After removing extra tabs, row1 will be 3 columns, row2 will be 2 columns, row3 will be 2 columns. Since they don't match, reintroduce the removed tabs and run again, the result will be a (3 * 3) table. As a second example

[1,2, ]
[1, ,2] --------> 1\t2\n1\t\t2\n1\t\t2\n will become 1\t2\n1\t2\n1\t2\n [1, ,2]

After removing extra tabs, row1 will be 2 columns, row2 will be 2 columns, row3 will be 2 columns. Since they do match, that is the likeliest configuration and the result will be a (3 * 2 ) table. This is in essence what's happening in another.zip. Here, I am assuming that we would like to treat the second example as a 3*2 table and not as a 3*3 table, which is why someone had raised this issue in the first place.

One more ingredient is necessary to make this work. Remove the tab whenever it is immediately followed by a newline. So [1,2, ] becomes 1\t2\n1 and not 1\t2\t\n1.

According to this logic, we run through every frame twice. Let me know what you think. I sincerely hope that was clear. :)

st-pasha commented 3 years ago

So what you are suggesting is that we have a new separator: \t+, which means "one or more tabs", similar to how we already have separator \s+. And if during the detection phase it manages to produce a more consistent number of columns than \t separator, then we should use \t+ for parsing.

I agree that this would parse another.zip, and the original Ordonez file (assuming we trim the trailing tabs).

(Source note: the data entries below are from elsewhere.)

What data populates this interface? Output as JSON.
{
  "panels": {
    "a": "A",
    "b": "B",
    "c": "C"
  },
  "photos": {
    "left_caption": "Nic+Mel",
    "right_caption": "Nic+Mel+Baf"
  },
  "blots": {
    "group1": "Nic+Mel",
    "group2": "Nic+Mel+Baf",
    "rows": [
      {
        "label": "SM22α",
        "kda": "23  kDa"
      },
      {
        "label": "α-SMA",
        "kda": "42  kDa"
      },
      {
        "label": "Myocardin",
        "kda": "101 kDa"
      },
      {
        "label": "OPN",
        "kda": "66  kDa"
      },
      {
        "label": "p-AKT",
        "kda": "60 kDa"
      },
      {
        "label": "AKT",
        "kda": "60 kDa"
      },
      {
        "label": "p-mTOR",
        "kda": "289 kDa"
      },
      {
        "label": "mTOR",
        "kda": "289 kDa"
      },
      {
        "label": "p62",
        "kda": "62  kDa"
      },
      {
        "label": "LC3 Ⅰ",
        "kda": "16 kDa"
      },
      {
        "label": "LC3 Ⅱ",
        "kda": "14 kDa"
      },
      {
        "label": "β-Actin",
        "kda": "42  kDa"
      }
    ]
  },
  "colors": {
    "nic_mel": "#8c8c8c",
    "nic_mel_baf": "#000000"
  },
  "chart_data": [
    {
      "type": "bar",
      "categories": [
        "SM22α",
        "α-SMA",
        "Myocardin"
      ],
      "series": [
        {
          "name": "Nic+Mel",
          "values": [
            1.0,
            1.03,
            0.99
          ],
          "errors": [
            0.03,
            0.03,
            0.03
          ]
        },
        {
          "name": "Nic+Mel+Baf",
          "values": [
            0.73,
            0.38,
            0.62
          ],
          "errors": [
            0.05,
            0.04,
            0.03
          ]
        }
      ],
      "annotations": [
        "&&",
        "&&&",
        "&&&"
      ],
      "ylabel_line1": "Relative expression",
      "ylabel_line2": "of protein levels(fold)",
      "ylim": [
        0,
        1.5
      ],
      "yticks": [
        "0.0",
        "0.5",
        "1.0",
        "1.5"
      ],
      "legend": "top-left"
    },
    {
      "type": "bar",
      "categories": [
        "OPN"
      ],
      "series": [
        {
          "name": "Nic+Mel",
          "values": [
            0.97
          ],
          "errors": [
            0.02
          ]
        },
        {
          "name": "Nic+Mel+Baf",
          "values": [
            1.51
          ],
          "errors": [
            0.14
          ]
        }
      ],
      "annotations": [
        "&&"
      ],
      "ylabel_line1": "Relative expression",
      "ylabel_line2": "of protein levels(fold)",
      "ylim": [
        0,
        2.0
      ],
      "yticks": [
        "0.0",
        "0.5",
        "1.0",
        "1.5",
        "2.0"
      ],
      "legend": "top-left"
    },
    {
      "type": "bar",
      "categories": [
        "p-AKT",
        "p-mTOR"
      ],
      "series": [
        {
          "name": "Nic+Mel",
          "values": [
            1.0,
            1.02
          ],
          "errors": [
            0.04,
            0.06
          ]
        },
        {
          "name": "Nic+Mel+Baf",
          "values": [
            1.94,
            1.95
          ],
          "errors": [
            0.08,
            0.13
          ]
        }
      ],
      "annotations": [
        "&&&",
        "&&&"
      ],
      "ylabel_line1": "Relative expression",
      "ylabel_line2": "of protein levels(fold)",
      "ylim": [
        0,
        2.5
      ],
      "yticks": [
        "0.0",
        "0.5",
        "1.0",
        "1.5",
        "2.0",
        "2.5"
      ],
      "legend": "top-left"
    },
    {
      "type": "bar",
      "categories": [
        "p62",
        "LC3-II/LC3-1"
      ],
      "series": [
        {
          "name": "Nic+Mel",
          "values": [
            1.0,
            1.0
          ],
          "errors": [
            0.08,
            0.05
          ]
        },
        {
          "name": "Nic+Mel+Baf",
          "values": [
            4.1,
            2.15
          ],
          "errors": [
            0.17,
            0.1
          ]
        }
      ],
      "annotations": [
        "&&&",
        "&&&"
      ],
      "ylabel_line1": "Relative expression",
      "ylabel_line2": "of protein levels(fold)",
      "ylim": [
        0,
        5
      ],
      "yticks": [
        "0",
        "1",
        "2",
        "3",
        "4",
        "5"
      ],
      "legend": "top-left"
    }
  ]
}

However, I'm worried that this would not work if the data contained any gaps (NAs). Whenever there is any such gap, two separators will be next to each other, and will be processed as a single separator, causing all subsequent fields to be shifted. For example, consider the following example:

Start time    End time     Activity
02:27:59      10:18:11     Sleeping
10:21:24                   Toileting
10:25:44      10:33:00     Showering

Even without counting the spaces or tabs here, you know just by looking that there are 3 columns here, and that the 2nd row should be read as ("10:21:24", None, "Toileting"). And the reason you know this is that the columns are visually aligned to the same positions. So, a reader ultimately has to implement the same logic: detect if the input consists of vertically aligned columns, and then parse accordingly (which won't even be a csv reader).

pradkrish commented 3 years ago

If we were to remove all the extra tabs for missing values in your example, row0, row1 and row3 will be inferred to contain 3 columns while row2 will have 2 columns. Since the values don't match, according to my logic, we will fall back to the current way of arranging. It's only when the number of inferred columns for all rows match, we go with the new method. I don't see why it doesn't work. :thinking:

st-pasha commented 3 years ago

Yes, but the current way of arranging will also fail because there are multiple tabs/spaces between the values there. So the dataset will fail to parse, even though it looks perfectly "normal" to human eye.